Site Reliability Engineering (SRE) Role
This position involves creating and maintaining scalable and highly reliable software systems. The role requires a combination of software engineering principles and infrastructure management expertise.
Main Responsibilities:
* Design and implement monitoring tools to ensure continuous system reliability and performance.
* Respond promptly to emergency situations impacting system reliability, perform root cause analysis, and implement corrective actions.
* Streamline change management processes to enhance system performance and reliability.

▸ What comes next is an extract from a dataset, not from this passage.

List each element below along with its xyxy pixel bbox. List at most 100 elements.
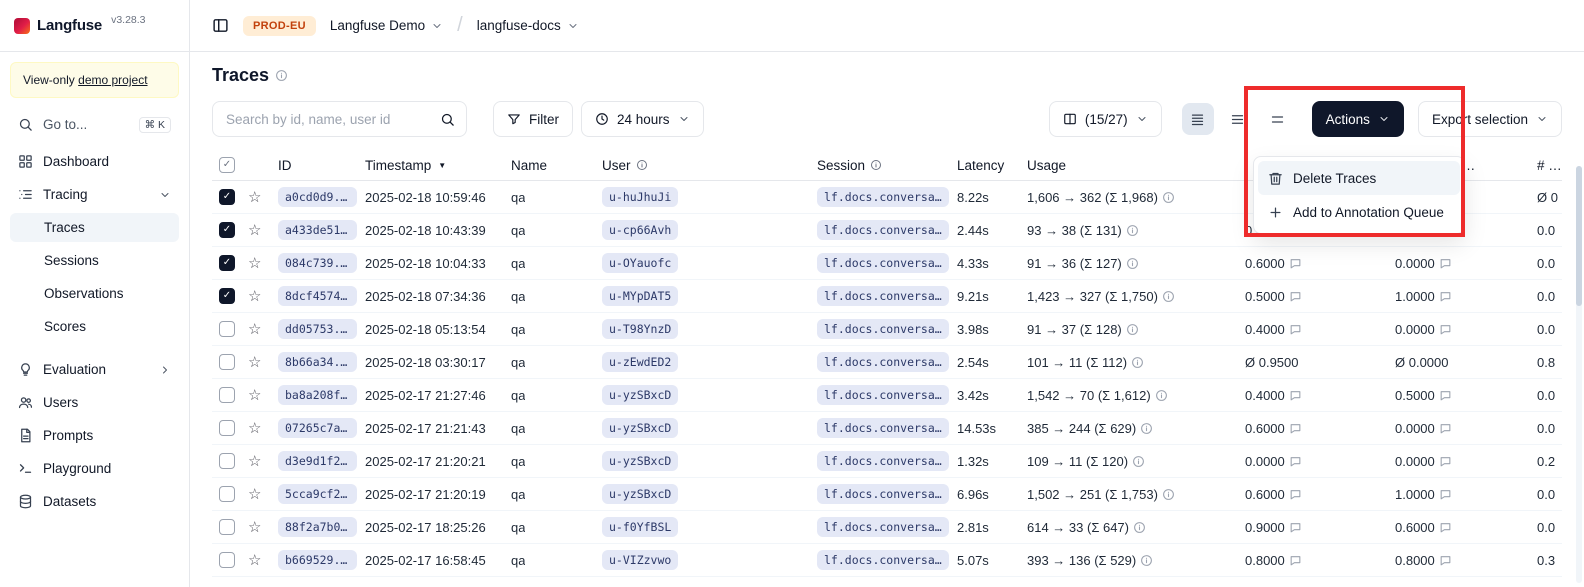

* Collaborate with development teams to identify and resolve system-related issues and automate routine tasks.
* Ensure the scalability and reliability of systems, meeting high performance and efficiency standards.
Key Skills and Qualifications:
* Proficiency in monitoring tools like Azure Monitoring, App Insights, Prometheus, Grafana.
* Experience with Infrastructure as Code (Terraform, ARM/Bicep, Pulumi, etc.) and release management tooling (ArgoCD, Harness, Octopus, etc.).
* Knowledge of incident alert tools (PageDuty, Opsgenie) and container orchestration tools like Kubernetes, AKS.
About the Job:
The ideal candidate will have a strong background in SRE principles, experience with DevOps practices, and excellent problem-solving skills.
Requirements:
* Strong understanding of SRE principles and best practices.
* Experience with cloud platforms (AWS, Azure, Google Cloud).
* Proficiency in programming languages like Python, Java, or C++.
* Familiarity with agile methodologies and version control systems like Git.
Benefits:
This is an exciting opportunity to work on challenging projects, collaborate with talented professionals, and grow your career in the field of Site Reliability Engineering.